Brenntag senkt Prognose: Geopolitik und schwache Nachfrage drücken die Chemie-Aktie
Brenntag senkt Prognose: Geopolitik und schwache Nachfrage drücken die Chemie-Aktie
Brenntag SE befindet sich in einer schwierigen Phase, da schwache Marktnachfrage und geopolitische Spannungen die Geschäftsentwicklung belasten. Der Chemiehandelskonzern hat seine Finanzprognose für 2025 nach unten korrigiert und warnt vor rückläufigen operativen Erträgen. Die Anleger reagierten mit Verkäufen – die Aktie gab um 1,36 % auf 48,51 Euro nach.
Die Probleme des Unternehmens traten deutlicher zutage, nachdem die Ergebnisse für 2022 hinter den Erwartungen zurückgeblieben waren. Der Umsatz sank um 3,7 % auf 15,2 Milliarden Euro, während das EBITDA um 8,6 % auf 1,29 Milliarden Euro zurückging. Als Reaktion hat Brenntag die Dividende auf 1,90 Euro pro Aktie gekürzt – zwei Cent weniger als die vorherige Ausschüttung.

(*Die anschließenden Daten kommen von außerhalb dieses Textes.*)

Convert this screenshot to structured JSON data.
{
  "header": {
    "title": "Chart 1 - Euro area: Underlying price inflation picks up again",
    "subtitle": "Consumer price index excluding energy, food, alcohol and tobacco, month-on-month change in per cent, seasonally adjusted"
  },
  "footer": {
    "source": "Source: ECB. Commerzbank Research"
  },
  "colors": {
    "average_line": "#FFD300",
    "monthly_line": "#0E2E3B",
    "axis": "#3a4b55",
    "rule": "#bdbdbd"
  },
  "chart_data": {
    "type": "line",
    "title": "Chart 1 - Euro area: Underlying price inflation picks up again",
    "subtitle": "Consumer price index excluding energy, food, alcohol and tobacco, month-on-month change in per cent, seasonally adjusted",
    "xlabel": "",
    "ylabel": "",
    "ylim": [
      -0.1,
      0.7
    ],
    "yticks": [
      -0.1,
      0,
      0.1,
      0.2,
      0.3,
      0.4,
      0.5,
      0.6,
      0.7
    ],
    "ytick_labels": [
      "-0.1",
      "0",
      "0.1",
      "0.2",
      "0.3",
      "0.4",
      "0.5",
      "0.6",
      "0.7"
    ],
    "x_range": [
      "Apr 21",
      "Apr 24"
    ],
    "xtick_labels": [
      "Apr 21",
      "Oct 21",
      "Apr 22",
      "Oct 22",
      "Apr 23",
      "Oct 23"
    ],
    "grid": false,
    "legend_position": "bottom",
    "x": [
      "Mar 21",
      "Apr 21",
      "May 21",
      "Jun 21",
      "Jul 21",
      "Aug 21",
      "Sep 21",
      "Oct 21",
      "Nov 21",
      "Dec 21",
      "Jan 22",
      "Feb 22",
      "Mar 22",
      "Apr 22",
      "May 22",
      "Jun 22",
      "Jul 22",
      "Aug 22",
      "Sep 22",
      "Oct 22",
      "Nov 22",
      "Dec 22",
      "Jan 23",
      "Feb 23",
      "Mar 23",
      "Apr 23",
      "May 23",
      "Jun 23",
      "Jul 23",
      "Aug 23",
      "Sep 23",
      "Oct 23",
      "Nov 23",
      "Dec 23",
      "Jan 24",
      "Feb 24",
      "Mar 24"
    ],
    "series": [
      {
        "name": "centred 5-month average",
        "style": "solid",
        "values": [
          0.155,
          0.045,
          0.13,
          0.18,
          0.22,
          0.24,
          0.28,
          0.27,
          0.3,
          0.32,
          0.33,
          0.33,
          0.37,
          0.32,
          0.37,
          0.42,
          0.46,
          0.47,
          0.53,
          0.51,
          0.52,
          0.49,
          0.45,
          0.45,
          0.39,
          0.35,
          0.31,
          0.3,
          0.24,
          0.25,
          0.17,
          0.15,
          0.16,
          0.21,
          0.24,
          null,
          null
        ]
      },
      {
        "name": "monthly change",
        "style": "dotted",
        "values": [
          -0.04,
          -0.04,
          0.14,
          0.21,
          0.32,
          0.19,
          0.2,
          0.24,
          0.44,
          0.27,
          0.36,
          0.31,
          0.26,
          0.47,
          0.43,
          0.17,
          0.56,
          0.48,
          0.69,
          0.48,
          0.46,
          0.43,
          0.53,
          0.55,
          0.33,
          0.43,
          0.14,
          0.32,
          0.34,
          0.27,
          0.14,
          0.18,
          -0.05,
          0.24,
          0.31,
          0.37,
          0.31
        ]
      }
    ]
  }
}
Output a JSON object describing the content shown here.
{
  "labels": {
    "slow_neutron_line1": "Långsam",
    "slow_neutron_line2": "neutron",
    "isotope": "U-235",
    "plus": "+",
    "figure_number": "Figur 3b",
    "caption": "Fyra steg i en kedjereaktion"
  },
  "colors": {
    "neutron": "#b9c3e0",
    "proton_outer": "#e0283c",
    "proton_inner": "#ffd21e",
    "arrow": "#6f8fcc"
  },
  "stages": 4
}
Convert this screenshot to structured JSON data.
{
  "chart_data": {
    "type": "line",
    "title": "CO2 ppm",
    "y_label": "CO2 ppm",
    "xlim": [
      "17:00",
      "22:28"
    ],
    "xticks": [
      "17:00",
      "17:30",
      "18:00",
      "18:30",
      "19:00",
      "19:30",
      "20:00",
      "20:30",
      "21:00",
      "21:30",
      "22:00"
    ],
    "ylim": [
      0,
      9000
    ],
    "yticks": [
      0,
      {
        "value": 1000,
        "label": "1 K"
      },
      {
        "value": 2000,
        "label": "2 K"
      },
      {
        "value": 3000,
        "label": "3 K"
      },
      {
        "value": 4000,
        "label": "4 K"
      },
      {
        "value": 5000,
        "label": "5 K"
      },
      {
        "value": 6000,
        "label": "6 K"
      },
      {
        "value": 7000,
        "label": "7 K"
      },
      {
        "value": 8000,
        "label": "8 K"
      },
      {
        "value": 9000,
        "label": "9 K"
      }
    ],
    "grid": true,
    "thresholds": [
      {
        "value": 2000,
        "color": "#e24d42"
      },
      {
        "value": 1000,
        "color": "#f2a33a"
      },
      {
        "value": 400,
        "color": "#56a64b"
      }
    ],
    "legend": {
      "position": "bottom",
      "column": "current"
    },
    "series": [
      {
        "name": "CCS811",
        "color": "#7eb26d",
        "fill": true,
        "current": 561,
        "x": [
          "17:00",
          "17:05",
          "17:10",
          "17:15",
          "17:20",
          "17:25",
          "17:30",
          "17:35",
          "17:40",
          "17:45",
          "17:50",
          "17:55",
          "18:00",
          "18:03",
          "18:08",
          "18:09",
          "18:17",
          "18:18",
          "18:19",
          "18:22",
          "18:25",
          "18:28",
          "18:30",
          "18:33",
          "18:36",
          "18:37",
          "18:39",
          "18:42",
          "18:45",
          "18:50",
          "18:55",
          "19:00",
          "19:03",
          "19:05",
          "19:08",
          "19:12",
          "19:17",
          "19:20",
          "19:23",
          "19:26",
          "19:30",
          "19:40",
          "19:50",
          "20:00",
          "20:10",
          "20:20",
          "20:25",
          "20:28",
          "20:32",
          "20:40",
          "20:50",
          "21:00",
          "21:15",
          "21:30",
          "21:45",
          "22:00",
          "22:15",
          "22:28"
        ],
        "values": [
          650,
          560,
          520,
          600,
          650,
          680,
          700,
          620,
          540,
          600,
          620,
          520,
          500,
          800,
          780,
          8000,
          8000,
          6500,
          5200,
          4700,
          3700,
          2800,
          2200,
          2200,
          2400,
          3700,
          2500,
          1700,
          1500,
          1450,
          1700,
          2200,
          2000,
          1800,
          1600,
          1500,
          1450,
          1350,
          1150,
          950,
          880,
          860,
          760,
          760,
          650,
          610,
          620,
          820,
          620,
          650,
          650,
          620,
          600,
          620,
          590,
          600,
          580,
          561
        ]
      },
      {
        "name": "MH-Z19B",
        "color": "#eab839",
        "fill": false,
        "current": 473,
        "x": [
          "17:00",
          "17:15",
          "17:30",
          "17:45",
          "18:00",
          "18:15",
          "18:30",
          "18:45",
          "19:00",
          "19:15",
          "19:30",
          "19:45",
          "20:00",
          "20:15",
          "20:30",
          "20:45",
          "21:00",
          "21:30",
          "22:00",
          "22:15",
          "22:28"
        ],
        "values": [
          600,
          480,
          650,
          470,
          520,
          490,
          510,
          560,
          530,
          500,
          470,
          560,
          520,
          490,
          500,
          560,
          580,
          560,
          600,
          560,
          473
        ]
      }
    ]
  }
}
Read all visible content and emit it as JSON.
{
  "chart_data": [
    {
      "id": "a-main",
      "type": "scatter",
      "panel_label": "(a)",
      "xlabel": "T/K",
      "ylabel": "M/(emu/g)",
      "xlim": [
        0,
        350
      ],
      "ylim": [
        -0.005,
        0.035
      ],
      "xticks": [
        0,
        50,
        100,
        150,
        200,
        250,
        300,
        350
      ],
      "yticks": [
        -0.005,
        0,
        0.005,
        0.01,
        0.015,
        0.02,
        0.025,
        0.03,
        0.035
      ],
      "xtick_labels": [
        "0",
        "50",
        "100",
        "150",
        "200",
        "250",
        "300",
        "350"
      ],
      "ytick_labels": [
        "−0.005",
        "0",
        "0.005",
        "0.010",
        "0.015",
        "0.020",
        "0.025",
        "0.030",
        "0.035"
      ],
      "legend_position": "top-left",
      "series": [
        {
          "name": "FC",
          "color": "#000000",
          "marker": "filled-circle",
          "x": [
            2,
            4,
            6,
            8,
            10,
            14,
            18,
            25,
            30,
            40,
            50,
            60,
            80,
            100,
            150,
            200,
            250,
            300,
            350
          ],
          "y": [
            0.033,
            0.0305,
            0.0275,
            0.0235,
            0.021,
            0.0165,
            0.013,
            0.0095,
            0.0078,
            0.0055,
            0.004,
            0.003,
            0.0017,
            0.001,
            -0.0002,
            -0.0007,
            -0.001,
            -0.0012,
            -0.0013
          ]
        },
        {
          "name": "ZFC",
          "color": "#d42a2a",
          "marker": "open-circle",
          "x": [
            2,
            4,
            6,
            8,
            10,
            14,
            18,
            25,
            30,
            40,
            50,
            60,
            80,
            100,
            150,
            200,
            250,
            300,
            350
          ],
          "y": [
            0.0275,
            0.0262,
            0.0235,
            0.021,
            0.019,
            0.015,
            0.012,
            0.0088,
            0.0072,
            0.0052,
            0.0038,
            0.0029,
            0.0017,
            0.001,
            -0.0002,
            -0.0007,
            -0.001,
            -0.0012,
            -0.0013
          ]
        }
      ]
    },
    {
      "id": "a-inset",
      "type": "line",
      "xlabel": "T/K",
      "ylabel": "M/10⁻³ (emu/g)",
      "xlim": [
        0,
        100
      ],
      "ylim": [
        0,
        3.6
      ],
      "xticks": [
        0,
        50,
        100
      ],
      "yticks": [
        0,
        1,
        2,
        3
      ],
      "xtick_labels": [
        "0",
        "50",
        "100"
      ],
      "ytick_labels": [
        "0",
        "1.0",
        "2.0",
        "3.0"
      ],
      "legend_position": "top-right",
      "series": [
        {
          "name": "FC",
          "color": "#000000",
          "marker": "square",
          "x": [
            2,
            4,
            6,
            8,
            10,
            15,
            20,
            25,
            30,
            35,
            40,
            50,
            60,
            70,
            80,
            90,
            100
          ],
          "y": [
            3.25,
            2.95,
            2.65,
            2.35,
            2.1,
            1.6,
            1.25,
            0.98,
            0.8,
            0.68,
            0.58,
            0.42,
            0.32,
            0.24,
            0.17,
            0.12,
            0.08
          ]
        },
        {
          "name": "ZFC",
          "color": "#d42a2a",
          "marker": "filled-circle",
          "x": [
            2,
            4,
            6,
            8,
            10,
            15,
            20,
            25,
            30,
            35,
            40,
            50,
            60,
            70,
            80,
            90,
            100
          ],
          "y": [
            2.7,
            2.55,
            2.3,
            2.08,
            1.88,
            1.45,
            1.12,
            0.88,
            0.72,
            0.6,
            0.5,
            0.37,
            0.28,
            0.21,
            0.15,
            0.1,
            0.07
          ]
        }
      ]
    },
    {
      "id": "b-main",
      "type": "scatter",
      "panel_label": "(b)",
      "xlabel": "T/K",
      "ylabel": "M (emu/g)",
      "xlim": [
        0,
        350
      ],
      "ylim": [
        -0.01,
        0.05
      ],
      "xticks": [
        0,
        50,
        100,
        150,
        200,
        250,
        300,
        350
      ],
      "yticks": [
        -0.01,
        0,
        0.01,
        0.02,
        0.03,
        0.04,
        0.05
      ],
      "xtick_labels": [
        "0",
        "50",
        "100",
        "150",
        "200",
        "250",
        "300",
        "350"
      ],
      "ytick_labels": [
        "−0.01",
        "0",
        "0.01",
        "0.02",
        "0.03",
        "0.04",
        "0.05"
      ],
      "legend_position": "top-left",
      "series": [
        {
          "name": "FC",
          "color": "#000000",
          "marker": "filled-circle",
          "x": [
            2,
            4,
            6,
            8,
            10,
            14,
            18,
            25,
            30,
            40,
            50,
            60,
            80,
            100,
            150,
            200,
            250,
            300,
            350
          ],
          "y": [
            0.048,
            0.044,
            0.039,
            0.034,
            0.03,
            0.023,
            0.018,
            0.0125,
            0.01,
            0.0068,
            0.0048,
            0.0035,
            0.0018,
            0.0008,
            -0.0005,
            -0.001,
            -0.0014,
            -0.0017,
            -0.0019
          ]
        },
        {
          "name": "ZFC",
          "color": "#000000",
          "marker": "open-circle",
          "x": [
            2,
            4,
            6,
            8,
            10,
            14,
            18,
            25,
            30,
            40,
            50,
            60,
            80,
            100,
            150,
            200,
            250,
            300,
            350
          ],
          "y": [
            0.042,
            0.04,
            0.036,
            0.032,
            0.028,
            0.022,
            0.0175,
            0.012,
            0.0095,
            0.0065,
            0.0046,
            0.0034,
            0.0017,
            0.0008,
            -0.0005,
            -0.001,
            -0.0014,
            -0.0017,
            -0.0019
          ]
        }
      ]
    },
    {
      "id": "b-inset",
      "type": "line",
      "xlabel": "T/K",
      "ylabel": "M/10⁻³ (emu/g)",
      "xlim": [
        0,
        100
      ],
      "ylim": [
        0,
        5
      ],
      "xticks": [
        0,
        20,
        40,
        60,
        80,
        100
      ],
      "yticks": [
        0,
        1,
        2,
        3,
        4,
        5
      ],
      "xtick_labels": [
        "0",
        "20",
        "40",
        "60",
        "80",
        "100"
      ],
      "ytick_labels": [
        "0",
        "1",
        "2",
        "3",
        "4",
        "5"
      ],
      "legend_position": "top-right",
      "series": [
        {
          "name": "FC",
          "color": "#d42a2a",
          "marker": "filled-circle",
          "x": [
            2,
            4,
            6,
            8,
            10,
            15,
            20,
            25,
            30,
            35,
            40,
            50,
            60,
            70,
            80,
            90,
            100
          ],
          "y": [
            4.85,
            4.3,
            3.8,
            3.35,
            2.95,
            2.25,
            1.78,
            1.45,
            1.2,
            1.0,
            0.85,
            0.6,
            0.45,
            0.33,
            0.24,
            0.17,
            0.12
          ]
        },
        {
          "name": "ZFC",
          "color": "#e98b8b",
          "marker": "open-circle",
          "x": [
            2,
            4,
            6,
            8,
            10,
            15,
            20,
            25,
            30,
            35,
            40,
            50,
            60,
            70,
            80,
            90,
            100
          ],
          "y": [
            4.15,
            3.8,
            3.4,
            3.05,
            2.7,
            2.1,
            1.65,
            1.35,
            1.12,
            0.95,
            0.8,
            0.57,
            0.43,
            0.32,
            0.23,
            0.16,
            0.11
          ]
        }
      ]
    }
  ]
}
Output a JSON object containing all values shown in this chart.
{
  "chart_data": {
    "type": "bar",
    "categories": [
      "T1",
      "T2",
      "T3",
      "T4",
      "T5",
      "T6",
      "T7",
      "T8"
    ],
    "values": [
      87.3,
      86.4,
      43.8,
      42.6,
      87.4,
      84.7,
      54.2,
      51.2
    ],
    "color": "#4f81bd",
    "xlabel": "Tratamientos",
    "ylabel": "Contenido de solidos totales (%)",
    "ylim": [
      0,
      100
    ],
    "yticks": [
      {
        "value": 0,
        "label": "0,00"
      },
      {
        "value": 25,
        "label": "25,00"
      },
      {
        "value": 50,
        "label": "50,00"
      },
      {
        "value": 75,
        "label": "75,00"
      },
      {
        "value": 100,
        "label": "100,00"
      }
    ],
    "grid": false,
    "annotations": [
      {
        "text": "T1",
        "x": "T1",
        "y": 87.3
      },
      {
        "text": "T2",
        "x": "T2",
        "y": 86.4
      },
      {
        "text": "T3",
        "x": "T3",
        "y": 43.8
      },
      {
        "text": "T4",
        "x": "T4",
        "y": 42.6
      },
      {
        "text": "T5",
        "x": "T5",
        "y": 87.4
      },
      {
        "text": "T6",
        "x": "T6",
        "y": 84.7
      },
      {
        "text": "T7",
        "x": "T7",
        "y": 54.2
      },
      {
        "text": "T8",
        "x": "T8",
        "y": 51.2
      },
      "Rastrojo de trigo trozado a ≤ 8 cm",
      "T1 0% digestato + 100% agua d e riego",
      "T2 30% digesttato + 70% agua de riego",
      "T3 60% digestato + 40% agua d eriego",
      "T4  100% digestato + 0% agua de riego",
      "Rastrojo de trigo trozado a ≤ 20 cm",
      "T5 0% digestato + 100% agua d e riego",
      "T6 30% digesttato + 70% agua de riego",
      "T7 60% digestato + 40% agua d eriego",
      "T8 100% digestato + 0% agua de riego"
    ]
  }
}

Geopolitische Konflikte verschärfen den Druck: Analysten verweisen auf den anhaltenden Russland-Ukraine-Krieg, der europäische Lieferketten durcheinandergebracht und Sanktionen ausgelöst hat. Die Spannungen im Nahen Osten, darunter der Israel-Hamas-Konflikt und die Instabilität im Zusammenhang mit dem Iran, behindern zudem die Energie- und Chemielogistik. Handelsstreitigkeiten zwischen den USA und China, verbunden mit Zöllen auf Chemikalien und Rohstoffe, belasten zusätzlich die Geschäfte in Europa, dem Nahen Osten und der Asien-Pazifik-Region.
Um die Finanzen zu stabilisieren, setzt Brenntag auf strikte Kostenkontrollen, eine Verbesserung des Cashflows und eine schlankere Konzernstruktur. Trotz der kurzfristigen Herausforderungen peilt das Unternehmen für 2026 ein operatives EBITDA zwischen 1,15 und 1,25 Milliarden Euro an. Experten betonen, dass die aktuelle Marktschwäche zwar anhalte, eine breitere wirtschaftliche Erholung jedoch langfristig Chancen bieten könnte.
Die angepasste Prognose von Brenntag spiegelt sowohl die akuten Probleme als auch eine vorsichtige Langfriststrategie wider. Das Unternehmen passt seine Aktivitäten an, um finanzielle Risiken zu begrenzen, und strebt bis 2026 eine Erholung an. Doch anhaltende geopolitische Unsicherheiten und die schwache Marktlage bleiben erhebliche Hindernisse.